Large Language Models (LLMs) are now widely used in various applications,
making it crucial to align their ethical standards with human values. However,
recent jail-breaking methods demonstrate that this alignment can be undermined
using carefully constructed prompts. In our study, we reveal a new threat to
LLM alignment when a bad actor has access to the model's output logits, a
common feature in both open-source LLMs and many commercial LLM APIs (e.g.,
certain GPT models). It does not rely on crafting specific prompts. Instead, it
exploits the fact that even when an LLM rejects a toxic request, a harmful
response often hides deep in the output logits. By forcefully selecting
lower-ranked output tokens during the auto-regressive generation process at a
few critical output positions, we can compel the model to reveal these hidden
responses.

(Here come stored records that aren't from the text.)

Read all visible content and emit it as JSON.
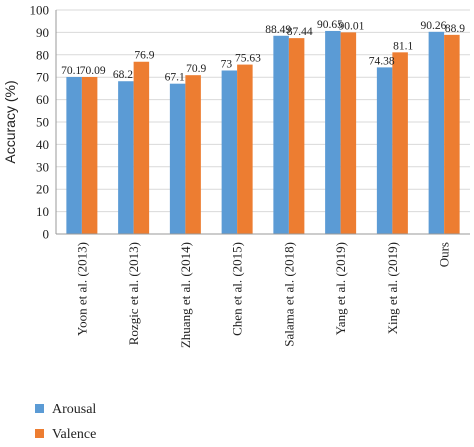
{
  "chart_data": {
    "type": "bar",
    "ylabel": "Accuracy (%)",
    "ylim": [
      0,
      100
    ],
    "yticks": [
      0,
      10,
      20,
      30,
      40,
      50,
      60,
      70,
      80,
      90,
      100
    ],
    "grid": "horizontal",
    "legend_position": "bottom-left",
    "categories": [
      "Yoon et al. (2013)",
      "Rozgic et al. (2013)",
      "Zhuang et al. (2014)",
      "Chen et al. (2015)",
      "Salama et al. (2018)",
      "Yang et al. (2019)",
      "Xing et al. (2019)",
      "Ours"
    ],
    "series": [
      {
        "name": "Arousal",
        "color": "#5b9bd5",
        "values": [
          70.1,
          68.2,
          67.1,
          73,
          88.49,
          90.65,
          74.38,
          90.26
        ],
        "labels": [
          "70.1",
          "68.2",
          "67.1",
          "73",
          "88.49",
          "90.65",
          "74.38",
          "90.26"
        ]
      },
      {
        "name": "Valence",
        "color": "#ed7d31",
        "values": [
          70.09,
          76.9,
          70.9,
          75.63,
          87.44,
          90.01,
          81.1,
          88.9
        ],
        "labels": [
          "70.09",
          "76.9",
          "70.9",
          "75.63",
          "87.44",
          "90.01",
          "81.1",
          "88.9"
        ]
      }
    ]
  }
}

We term this process model interrogation. This approach differs from
and outperforms jail-breaking methods, achieving 92% effectiveness compared to
62%, and is 10 to 20 times faster. The harmful content uncovered through our
method is more relevant, complete, and clear. Additionally, it can complement
jail-breaking strategies, with which results in further boosting attack
performance. Our findings indicate that interrogation can extract toxic
knowledge even from models specifically designed for coding tasks.

大型语言模型的伦理标准与人类价值的对齐可以通过模型输出日志的滥用来被破坏，我们提出的模型审问方法能够揭示隐藏在输出日志中的有害回复，有效性达到 92％，速度快 10 到 20 倍，对编码任务也适用。